BFH Urt. v. 06.06.2019 – IV R 30/16

[Vorinstanz: FG Baden-Württemberg vom 22.04.2016 – 13 K 3651/13, EFG 2016, 1246]

Aufwärtsabfärbung nach § 15 Abs. 3 Nr. 1 2. Var. EStG wirkt nur einkommensteuerrechtlich. Gewerbliche Einkünfte, die sich durch Umqualifikation im Wege der Aufwärtsabfärbung ergeben sind nicht gewerbesteuerbar.

2. Leitsatz der Entscheidung:

§ 2 Abs. 1 Satz 2 GewStG ist verfassungskonform dahin auszulegen, dass ein gewerbliches Unternehmen i.S. des § 15 Abs. 3 Nr. 1 Alternative 2 EStG nicht als nach § 2 Abs. 1 Satz 1 GewStG der Gewerbesteuer unterliegender Gewerbebetrieb gilt.

Der BFH begründet seine Entscheidung wie folgt:

§ 15 Abs. 3 Nr. 1 2. Alt. EStG wurde als Reaktion auf die Entscheidung des BFH vom 06.10.2004 – IX R 53/01, BStBl. 2005 II 383 in das Gesetz eingefügt, um die bisherige Verwaltungsauffassung, wie sie sich aus R 15.8 Abs. 5 S. 4 EStR 2005 ergibt, auf gesetzliche Füße zu stellen. Hiernach führte eine im Gesamthandsvermögen einer Personengesellschaft gehaltene Beteiligung an einer gewerblich tätigen Gesellschaft dazu, dass die Einkünfte der Personengesellschaft insgesamt als gewerbliche Einkünfte zu qualifizieren waren.
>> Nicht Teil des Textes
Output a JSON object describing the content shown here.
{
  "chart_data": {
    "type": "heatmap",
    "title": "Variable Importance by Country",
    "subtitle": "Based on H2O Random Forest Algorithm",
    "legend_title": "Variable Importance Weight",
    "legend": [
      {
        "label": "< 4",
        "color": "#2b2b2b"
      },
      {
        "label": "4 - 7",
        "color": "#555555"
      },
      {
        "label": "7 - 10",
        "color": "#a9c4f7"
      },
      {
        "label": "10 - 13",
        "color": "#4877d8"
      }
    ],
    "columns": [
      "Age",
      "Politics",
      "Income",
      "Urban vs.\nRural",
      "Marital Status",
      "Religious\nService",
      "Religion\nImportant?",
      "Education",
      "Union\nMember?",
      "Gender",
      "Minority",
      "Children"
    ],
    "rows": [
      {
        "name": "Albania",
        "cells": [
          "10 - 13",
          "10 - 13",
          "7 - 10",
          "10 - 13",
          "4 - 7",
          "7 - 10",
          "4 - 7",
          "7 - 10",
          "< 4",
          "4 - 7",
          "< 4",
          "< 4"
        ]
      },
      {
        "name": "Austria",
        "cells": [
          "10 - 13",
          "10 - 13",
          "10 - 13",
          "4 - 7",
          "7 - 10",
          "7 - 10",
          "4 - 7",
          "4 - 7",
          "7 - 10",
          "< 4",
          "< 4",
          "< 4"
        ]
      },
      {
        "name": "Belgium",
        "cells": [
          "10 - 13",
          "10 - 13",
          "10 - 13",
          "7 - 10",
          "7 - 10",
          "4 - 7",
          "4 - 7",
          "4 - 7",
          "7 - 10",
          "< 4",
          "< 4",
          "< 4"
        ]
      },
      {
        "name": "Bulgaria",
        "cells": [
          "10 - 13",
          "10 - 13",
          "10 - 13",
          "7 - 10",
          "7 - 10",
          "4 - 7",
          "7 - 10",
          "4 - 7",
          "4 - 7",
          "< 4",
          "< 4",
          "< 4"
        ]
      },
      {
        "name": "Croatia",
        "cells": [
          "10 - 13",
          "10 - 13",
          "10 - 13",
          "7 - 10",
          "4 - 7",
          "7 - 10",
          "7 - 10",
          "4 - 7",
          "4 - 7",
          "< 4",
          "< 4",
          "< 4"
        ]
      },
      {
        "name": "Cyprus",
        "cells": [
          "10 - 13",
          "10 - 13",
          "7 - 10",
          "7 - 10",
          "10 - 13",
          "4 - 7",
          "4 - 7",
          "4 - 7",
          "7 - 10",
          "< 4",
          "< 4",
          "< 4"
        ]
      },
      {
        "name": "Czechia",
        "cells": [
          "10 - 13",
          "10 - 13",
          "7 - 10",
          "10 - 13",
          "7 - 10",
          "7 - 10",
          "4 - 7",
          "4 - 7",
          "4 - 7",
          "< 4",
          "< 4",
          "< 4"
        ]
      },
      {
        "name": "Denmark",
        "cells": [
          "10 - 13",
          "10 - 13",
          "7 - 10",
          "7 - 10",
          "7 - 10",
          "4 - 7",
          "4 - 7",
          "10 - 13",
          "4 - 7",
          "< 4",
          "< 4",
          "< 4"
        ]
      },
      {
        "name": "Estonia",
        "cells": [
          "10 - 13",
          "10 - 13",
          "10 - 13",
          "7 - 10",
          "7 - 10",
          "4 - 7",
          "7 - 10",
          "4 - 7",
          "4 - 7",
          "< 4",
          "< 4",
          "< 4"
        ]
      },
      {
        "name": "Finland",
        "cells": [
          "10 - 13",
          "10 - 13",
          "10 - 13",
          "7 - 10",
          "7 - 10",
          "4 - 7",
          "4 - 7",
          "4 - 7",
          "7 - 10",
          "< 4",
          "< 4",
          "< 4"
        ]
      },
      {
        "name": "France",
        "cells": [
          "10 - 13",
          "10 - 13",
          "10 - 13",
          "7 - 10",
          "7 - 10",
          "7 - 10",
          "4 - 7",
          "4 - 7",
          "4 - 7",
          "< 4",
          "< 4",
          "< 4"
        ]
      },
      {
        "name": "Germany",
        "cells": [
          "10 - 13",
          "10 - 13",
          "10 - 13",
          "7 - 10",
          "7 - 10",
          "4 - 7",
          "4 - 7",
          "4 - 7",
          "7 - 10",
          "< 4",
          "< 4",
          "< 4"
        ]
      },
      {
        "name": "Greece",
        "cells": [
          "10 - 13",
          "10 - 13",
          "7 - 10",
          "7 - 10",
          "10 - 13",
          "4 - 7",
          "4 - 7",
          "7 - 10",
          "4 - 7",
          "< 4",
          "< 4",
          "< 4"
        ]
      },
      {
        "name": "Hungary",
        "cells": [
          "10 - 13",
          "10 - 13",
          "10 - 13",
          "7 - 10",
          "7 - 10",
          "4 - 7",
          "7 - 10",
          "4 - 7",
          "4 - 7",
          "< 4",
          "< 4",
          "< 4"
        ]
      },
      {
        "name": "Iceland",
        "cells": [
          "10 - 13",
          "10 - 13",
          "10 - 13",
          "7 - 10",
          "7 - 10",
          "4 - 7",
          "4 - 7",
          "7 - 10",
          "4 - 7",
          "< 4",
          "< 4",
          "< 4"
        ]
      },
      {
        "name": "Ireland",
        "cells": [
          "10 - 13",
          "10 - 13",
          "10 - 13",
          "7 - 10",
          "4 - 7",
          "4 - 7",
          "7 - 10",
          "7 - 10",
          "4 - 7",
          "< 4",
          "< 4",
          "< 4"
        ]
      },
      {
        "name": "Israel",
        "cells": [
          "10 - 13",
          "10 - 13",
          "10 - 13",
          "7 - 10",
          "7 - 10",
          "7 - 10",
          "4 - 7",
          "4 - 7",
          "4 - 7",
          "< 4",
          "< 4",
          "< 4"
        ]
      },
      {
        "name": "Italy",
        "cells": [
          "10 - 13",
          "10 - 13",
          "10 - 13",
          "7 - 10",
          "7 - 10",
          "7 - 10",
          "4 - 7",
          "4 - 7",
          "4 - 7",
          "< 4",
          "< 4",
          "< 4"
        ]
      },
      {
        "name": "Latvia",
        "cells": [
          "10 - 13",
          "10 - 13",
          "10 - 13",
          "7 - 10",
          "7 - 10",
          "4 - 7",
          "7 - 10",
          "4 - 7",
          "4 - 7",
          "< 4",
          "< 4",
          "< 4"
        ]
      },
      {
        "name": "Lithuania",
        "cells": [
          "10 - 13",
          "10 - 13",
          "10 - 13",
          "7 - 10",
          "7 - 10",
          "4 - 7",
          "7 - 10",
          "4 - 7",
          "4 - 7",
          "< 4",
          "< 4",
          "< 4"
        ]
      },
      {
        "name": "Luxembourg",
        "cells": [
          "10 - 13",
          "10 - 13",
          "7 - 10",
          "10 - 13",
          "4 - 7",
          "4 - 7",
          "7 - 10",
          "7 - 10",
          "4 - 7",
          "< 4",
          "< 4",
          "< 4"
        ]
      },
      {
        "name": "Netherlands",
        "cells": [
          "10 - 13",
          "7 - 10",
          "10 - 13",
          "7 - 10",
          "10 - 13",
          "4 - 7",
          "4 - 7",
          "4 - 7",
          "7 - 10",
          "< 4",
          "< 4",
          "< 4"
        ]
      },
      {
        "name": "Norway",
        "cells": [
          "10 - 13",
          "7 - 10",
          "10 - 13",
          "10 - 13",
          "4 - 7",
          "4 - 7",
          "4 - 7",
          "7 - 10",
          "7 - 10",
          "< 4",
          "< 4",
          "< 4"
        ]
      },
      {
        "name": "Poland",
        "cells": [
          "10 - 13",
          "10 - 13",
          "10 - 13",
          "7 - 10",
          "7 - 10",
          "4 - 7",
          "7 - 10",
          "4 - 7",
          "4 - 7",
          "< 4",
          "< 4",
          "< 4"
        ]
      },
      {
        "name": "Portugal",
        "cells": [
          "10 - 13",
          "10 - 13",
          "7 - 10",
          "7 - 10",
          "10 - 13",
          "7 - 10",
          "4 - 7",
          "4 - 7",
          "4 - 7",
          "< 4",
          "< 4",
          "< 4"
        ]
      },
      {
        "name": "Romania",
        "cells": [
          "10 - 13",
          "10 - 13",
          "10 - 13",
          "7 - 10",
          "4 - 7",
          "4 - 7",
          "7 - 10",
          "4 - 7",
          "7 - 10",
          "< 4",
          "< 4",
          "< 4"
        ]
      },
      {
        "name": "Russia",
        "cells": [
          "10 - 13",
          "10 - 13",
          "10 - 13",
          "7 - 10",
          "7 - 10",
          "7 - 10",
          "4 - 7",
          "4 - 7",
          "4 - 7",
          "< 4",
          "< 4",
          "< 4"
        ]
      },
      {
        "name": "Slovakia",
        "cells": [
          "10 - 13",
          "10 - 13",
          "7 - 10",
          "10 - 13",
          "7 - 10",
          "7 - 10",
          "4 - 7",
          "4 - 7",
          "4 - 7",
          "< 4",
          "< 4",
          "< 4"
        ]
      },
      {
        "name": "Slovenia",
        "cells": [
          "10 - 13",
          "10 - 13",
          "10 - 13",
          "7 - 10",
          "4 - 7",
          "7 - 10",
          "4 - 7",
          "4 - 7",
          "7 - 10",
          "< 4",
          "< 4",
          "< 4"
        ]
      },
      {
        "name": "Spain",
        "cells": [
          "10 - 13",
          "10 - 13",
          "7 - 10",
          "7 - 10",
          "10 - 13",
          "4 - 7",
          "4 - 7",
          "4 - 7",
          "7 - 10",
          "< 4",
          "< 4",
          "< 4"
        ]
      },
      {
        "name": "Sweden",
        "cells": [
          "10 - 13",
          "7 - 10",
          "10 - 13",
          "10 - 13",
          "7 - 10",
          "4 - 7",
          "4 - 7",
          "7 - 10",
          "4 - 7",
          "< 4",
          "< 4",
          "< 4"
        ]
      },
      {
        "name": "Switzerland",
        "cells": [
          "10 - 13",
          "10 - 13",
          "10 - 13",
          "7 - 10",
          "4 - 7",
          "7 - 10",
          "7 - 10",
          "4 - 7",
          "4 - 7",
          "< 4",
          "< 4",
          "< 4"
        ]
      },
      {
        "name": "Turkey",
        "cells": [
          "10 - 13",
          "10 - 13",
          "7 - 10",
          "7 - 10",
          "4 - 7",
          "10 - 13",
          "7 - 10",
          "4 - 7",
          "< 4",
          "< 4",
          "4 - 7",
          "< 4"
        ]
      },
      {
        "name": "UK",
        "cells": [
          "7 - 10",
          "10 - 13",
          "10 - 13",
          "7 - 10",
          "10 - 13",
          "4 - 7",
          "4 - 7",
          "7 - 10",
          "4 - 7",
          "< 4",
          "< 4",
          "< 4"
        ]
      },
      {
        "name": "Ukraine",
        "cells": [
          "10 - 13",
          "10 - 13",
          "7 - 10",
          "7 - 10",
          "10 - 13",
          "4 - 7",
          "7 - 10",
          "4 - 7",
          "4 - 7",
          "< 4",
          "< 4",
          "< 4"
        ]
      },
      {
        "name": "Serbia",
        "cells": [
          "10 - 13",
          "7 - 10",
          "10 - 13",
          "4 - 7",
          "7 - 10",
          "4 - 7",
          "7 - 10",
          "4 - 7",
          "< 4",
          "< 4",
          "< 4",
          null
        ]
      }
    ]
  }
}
Die Aufwärtsabfärbung des § 15 Abs. 3 Nr. 1 2. Var. EStG führt jedoch wegen der Einheit der Personengesellschaft zu einer Schlechterstellung dieser gegenüber einem Einzelunternehmer, der Einkünfte aus unterschiedlichen Einkunftsarten erzielen kann. Diese Schlechterstellung könne vor allem nicht mit dem Schutz des Gewerbesteueraufkommens begründet werden, da die infizierenden Einkünfte der Unterpersonengesellschaft selbst bereits der Gewerbesteuer unterliegen und insoweit keine Besteuerungslücke vorliegt. Folgerichtig werden diese Beteiligungseinkünfte bei der Oberpersonengesellschaft nach § 8 Nr. 8 GewStG und § 9 Nr. 2 GewStG durch Hinzurechnung von Verlusten und Kürzung von Gewinnen neutralisiert.

Zur Vermeidung einer Schlechterstellung der Personengesellschaft gegenüber einem Einzelunternehmen verbiete sich auch die Annahme, dass der Bezug von gewerblichen Einkünften aus einer Beteiligung an einer gewerblich tätigen Unterpersonengesellschaft als gewerbliche Tätigkeit im Sinne des § 15 Abs. 1 S. 1 Nr. 1 EStG anzusehen ist.